Les dragons, en résidence à Pont-l'Abbé, avaient été appelés depuis peu à l'armée de Flandre. Ils furent convoqués le 17 juin 1710 devant le marquis de Bernières, maître des requêtes et intendant de Flandre, pour déposer dans cette affaire. Leur témoignage vaut d'être rapporté !

Le sr. des Vaux, lieutenant de la Compagnie de M. Cabanel au régiment de Vassé-Dragon, La Brustrie, cornette du même régiment et le brigadier Cozal, du temps où ils étaient en garnison à Pont-l'Abbé, entendaient souvent vanter les beautés des côtes du Cap Caval. Rien de plus naturel qu'ils aient eu la curiosité de visiter, « ce lieu si renommé de Penmarc'h à présent en ruines, et cette torche de Penmarc'h dont le bruit est si grand quand le temps est gros et que la mer frappe contre les rochers, qu'on l'entend de douze lieues ». (Lettre de M. d'Ernothon à M. de Valincourt à Versailles, pour l'intéresser à son procès).
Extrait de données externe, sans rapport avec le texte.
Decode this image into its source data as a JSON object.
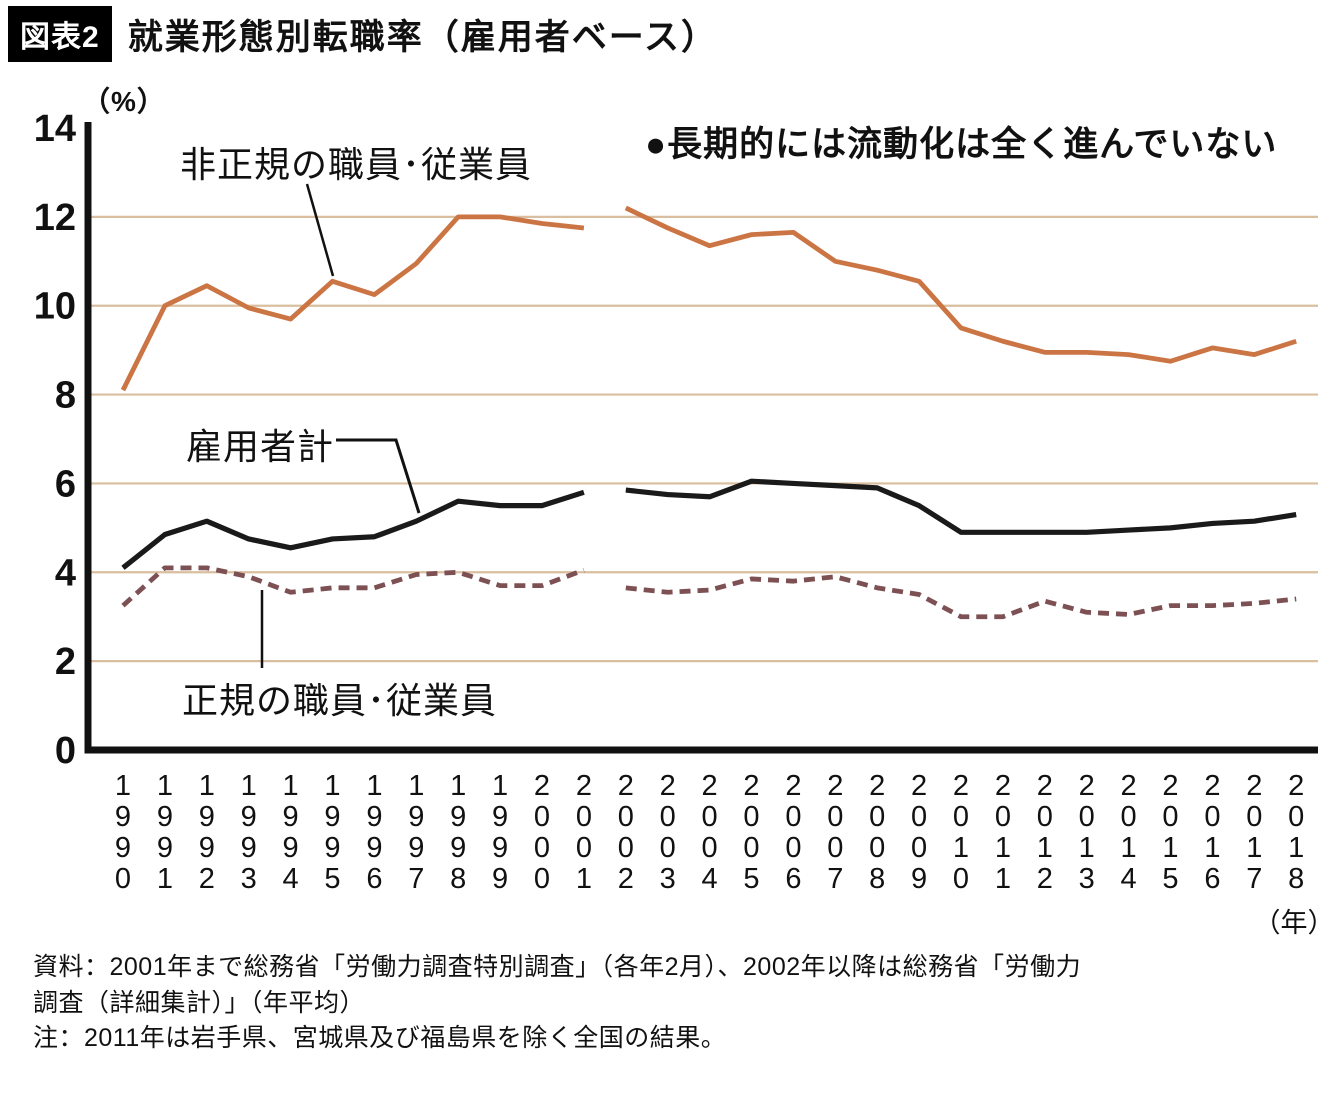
{
  "header": {
    "tag": "図表2",
    "title": "就業形態別転職率（雇用者ベース）"
  },
  "chart_data": {
    "type": "line",
    "title": "就業形態別転職率（雇用者ベース）",
    "y_unit": "（%）",
    "x_unit": "（年）",
    "annotation": "●長期的には流動化は全く進んでいない",
    "ylim": [
      0,
      14
    ],
    "yticks": [
      0,
      2,
      4,
      6,
      8,
      10,
      12,
      14
    ],
    "gridlines": [
      2,
      4,
      6,
      8,
      10,
      12
    ],
    "grid_color": "#d9bf9f",
    "gap_after_index": 11,
    "x": [
      1990,
      1991,
      1992,
      1993,
      1994,
      1995,
      1996,
      1997,
      1998,
      1999,
      2000,
      2001,
      2002,
      2003,
      2004,
      2005,
      2006,
      2007,
      2008,
      2009,
      2010,
      2011,
      2012,
      2013,
      2014,
      2015,
      2016,
      2017,
      2018
    ],
    "series": [
      {
        "name": "非正規の職員･従業員",
        "color": "#cc7544",
        "dashed": false,
        "values": [
          8.1,
          10.0,
          10.45,
          9.95,
          9.7,
          10.55,
          10.25,
          10.95,
          12.0,
          12.0,
          11.85,
          11.75,
          12.2,
          11.75,
          11.35,
          11.6,
          11.65,
          11.0,
          10.8,
          10.55,
          9.5,
          9.2,
          8.95,
          8.95,
          8.9,
          8.75,
          9.05,
          8.9,
          9.2
        ]
      },
      {
        "name": "雇用者計",
        "color": "#1a1a1a",
        "dashed": false,
        "values": [
          4.1,
          4.85,
          5.15,
          4.75,
          4.55,
          4.75,
          4.8,
          5.15,
          5.6,
          5.5,
          5.5,
          5.8,
          5.85,
          5.75,
          5.7,
          6.05,
          6.0,
          5.95,
          5.9,
          5.5,
          4.9,
          4.9,
          4.9,
          4.9,
          4.95,
          5.0,
          5.1,
          5.15,
          5.3
        ]
      },
      {
        "name": "正規の職員･従業員",
        "color": "#7d5153",
        "dashed": true,
        "values": [
          3.25,
          4.1,
          4.1,
          3.9,
          3.55,
          3.65,
          3.65,
          3.95,
          4.0,
          3.7,
          3.7,
          4.05,
          3.65,
          3.55,
          3.6,
          3.85,
          3.8,
          3.9,
          3.65,
          3.5,
          3.0,
          3.0,
          3.35,
          3.1,
          3.05,
          3.25,
          3.25,
          3.3,
          3.4
        ]
      }
    ]
  },
  "footer": {
    "source_lines": [
      "資料：2001年まで総務省「労働力調査特別調査」（各年2月）、2002年以降は総務省「労働力",
      "調査（詳細集計）」（年平均）"
    ],
    "note": "注：2011年は岩手県、宮城県及び福島県を除く全国の結果。"
  }
}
Le 26 février, ils s'entendent donc pour organiser un pique-nique sur le gazon de la côte, et ils partent à cheval en compagnie de plusieurs gentilshommes et de quelques dames et demoiselles de la ville. Mais voilà que six dragons de leur régiment, aussi curieux et aussi amateurs de beaux sites que leurs officiers, demandent et obtiennent l'autorisation de faire partie de la caravane. Les provisions du voyage sont déjà étalées sur la dune, lorsque survient une pluie malencontreuse qui force les excursionnistes à enlever leur couvert et à chercher ailleurs un abri pour déjeuner. Le hasard de la promenade les mène jusqu'à Kérity, chez le sr. Kersaux, capitaine de la paroisse qui leur cède volontiers un de ses appartements. Ils sont tout étonnés de voir, en compagnie de leur hôte, le sr. Desrobin recteur, un marin du nom de Bargain et plusieurs autres habitants de la paroisse ainsi que les juges et officiers de la baronnie du Pont. Ils assistent à une altercation violente entre ces différents personnages à propos de papiers et titres que réclamaient les juges. Ils entendent quelques paroles piquantes et même quelques injures échangées entre le recteur et le sénéchal, mais ils n'ont été témoins d'aucun acte de violence. Pour eux, que cette affaire de papiers et de querelles personnelles n'intéresse nullement, ils se sont contentés de saluer leur hôte et de reprendre tranquillement le chemin du retour. Leur témoignage, comme on le voit, n'était guère compromettant pour le chevalier d'Ernothon, mais il est permis de soupçonner qu'ils ne faisaient que débiter une leçon bien apprise.

Quel fut le dénouement de cette affaire ? Les archives ne nous ont pas livré ce secret, mais tout porte à croire que le défaut de titres de la part du baron, et d'un autre côté l'obstination des habitants de Penmarc'h soutenus par le capitaine de la paroisse et le crédit du recteur, durent rendre mutiles les poursuites pour le paiement des droits de la baronnie du Pont. Le chevalier d'Ernothon n'aurait pas dû oublier que dans son mémoire, il déclarait les pêcheurs de Penmarc'h, « actuellement gueux et misérables .. », et que dès lors, c'était assurément le cas d'appliquer le proverbe : « Où il n'y a rien, le roi même perd ses droits ». (F. Quiniou).